John Sheppard, in a previous interview with the Vanguard, described the position of sustainability coordinator. “We are looking for someone who will provide leadership, education, resources and research on many different levels. We want to be active in waste reduction and working with both faculty and community leaders on this issue.”

Although Monday was Crim’s first day on the job, she claims to already feel at home with Portland State. “I am really excited to start the process. I am excited to work together with the students. The students have already played a key role in this issue. The creation of this position is the result of their hard work.”
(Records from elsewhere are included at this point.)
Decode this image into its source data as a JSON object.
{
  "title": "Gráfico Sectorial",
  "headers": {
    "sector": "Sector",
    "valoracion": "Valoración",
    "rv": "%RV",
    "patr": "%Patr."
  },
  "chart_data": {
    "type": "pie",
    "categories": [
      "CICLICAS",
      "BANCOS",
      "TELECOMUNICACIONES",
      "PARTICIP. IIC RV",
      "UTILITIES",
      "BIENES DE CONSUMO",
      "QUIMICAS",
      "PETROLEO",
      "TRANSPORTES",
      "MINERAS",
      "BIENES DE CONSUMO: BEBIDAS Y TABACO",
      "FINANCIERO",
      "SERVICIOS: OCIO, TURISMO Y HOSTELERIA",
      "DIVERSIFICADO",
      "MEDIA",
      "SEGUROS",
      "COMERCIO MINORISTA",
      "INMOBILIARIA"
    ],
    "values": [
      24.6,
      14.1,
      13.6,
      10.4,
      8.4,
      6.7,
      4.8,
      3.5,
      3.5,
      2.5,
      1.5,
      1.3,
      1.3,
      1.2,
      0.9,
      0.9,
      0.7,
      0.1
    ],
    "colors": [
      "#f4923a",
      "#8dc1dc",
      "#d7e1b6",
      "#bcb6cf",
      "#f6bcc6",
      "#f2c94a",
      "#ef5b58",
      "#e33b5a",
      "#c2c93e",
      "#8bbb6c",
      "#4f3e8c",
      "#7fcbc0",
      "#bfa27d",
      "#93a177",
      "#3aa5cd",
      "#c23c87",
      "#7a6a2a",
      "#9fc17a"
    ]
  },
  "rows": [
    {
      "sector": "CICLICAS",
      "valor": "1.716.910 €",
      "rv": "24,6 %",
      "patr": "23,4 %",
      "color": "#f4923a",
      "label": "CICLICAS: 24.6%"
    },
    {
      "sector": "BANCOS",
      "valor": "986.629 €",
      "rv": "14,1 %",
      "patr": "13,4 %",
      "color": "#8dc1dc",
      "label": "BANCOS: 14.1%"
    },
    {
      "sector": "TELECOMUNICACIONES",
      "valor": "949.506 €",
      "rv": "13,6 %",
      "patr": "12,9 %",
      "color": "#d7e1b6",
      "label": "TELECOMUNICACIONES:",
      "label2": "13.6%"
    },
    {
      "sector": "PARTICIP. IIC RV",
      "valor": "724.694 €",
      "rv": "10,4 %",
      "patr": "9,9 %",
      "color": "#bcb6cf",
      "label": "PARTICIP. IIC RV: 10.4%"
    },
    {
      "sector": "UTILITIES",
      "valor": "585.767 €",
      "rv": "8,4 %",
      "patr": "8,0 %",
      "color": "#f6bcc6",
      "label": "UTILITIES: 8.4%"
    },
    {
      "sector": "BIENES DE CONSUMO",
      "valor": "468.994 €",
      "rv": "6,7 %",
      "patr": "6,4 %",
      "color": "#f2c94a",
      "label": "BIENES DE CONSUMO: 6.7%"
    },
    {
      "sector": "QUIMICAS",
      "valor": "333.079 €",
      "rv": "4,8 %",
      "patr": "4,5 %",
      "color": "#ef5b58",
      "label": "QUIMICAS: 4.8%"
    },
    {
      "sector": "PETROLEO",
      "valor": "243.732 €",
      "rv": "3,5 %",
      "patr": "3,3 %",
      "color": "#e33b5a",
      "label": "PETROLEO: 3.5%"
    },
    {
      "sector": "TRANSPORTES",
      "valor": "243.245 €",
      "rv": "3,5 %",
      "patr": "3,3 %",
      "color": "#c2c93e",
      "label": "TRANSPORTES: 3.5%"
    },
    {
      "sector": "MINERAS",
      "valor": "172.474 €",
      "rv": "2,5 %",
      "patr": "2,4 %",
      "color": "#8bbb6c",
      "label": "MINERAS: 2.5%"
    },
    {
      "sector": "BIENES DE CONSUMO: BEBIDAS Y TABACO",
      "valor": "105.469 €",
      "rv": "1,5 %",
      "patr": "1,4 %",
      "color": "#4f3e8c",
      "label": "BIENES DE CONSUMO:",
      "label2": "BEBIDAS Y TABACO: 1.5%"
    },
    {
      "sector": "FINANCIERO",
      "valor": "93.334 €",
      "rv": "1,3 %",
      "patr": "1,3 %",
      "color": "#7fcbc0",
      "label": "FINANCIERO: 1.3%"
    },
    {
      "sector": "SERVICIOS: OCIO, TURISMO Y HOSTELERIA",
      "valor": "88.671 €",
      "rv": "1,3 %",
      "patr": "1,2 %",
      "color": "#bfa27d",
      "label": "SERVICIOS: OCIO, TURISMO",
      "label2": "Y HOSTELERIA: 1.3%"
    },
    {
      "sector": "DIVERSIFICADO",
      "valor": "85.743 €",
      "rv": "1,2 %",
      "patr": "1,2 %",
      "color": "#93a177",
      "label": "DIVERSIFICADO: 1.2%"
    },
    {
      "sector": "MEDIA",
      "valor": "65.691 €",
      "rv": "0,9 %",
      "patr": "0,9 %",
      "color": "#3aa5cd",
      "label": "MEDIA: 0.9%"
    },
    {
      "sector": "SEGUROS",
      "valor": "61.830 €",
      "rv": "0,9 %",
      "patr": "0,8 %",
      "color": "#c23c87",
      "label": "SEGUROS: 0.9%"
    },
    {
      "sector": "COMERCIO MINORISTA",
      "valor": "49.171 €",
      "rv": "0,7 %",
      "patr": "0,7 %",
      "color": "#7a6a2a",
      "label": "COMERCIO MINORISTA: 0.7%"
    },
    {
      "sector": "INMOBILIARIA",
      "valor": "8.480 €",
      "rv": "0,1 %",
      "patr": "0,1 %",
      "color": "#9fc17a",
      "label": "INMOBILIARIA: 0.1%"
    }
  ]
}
Part of the student involvement Crim is referring to may be a letter that was approved and signed by ASPSU Senators in early November. The letter was addressed to whomever filled the position of sustainability coordinator, as it was open at the time. Composed by Student Senator Jeremy Rosenbloom, the letter asks the sustainability coordinator to immediately address four points of concern on campus: the addition of recycling bins, encouraging double-sided printing, reuse of one-sided documents and paid student positions to help facilitate the entire process.

Rosenbloom, a senior majoring in international studies, has been a key part in the student effort on campus. He has volunteered on many occasions to sort garbage from recyclables, and is part of a student task force aimed at improving the recycling habits of both students and faculty here on campus. “I really hope the sustainability coordinator can maintain the momentum on campus.”